Vous êtes dans : Accueil > Actualités > Pour en savoir plus > Etude : Solitude ET handicap ou maladie chronique, la double peine

Etude : Solitude ET handicap ou maladie chronique, la double peine

le 10 décembre 2018

A cause de la fatigue, des problèmes de mobilité, du temps consacré aux soins ou aux démarches administratives… le handicap ou la maladie chronique deviennent vite des obstacles à la vie sociale. Pour la première fois, cette « double peine » fait l’objet d’une étude menée par la Fondation de France.

Depuis 2010, la Fondation de France dresse chaque année un état des lieux de l’évolution des solitudes en France. L’édition 2018 de cette enquête quantitative et qualitative, menée avec le CREDOC entre mai et juillet, s’est intéressée spécifiquement à la solitude des personnes en situation de handicap ou souffrant de maladies chroniques.  32% d’entre eux se sentent seuls « tous les jours ou presque » ou « souvent », une proportion plus élevée qu’en population générale (+10 points). Ce sentiment de solitude constitue une source de souffrance pour un peu plus de 8 personnes concernées sur 10.

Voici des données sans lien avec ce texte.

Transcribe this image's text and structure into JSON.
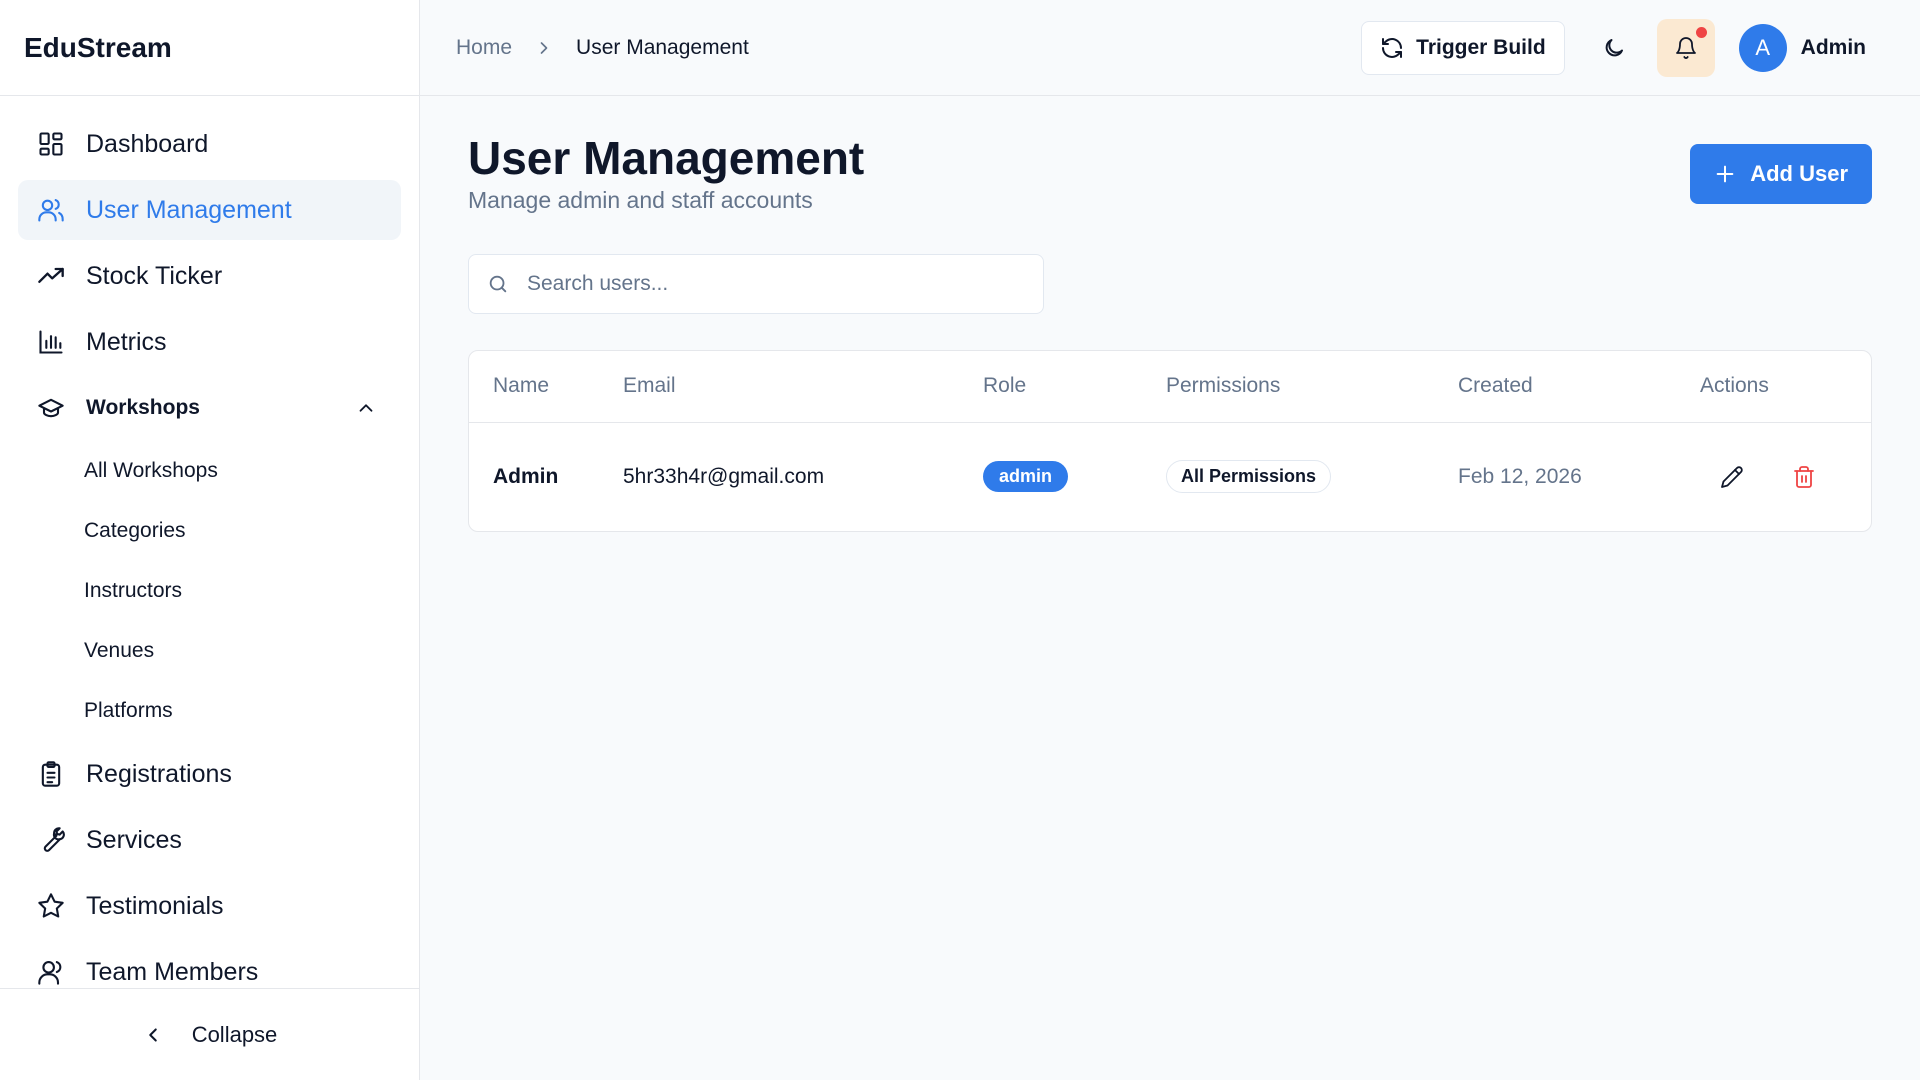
{
  "app": {
    "brand": "EduStream"
  },
  "sidebar": {
    "items": [
      {
        "label": "Dashboard",
        "icon": "dashboard-icon"
      },
      {
        "label": "User Management",
        "icon": "users-icon"
      },
      {
        "label": "Stock Ticker",
        "icon": "trending-up-icon"
      },
      {
        "label": "Metrics",
        "icon": "bar-chart-icon"
      }
    ],
    "workshops": {
      "label": "Workshops",
      "icon": "graduation-cap-icon",
      "sub": [
        "All Workshops",
        "Categories",
        "Instructors",
        "Venues",
        "Platforms"
      ]
    },
    "items2": [
      {
        "label": "Registrations",
        "icon": "clipboard-icon"
      },
      {
        "label": "Services",
        "icon": "wrench-icon"
      },
      {
        "label": "Testimonials",
        "icon": "star-icon"
      },
      {
        "label": "Team Members",
        "icon": "user-icon"
      }
    ],
    "collapse_label": "Collapse"
  },
  "header": {
    "breadcrumb": {
      "home": "Home",
      "current": "User Management"
    },
    "trigger_build": "Trigger Build",
    "avatar_letter": "A",
    "user_name": "Admin"
  },
  "page": {
    "title": "User Management",
    "subtitle": "Manage admin and staff accounts",
    "add_button": "Add User",
    "search_placeholder": "Search users..."
  },
  "table": {
    "columns": [
      "Name",
      "Email",
      "Role",
      "Permissions",
      "Created",
      "Actions"
    ],
    "rows": [
      {
        "name": "Admin",
        "email": "5hr33h4r@gmail.com",
        "role": "admin",
        "permissions": "All Permissions",
        "created": "Feb 12, 2026"
      }
    ]
  },
  "colors": {
    "accent": "#2f7bea",
    "danger": "#ef4444",
    "muted": "#64748b",
    "notification_bg": "#fbe9d2"
  }
}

Comment « mesurer » la solitude ?

Sont considérées comme isolées les personnes ayant des contacts « moins de plusieurs fois par mois », avec les réseaux de sociabilité : famille, amis, voisins, collègues, membres d’une association. 12% des personnes souffrant d’un handicap ou d’une maladie chronique sont ainsi en situation objective d’isolement, soit 3 points de plus que dans la population globale. Mais c’est surtout la question du sentiment  de solitude qui fait apparaître une écart important, de 10 points.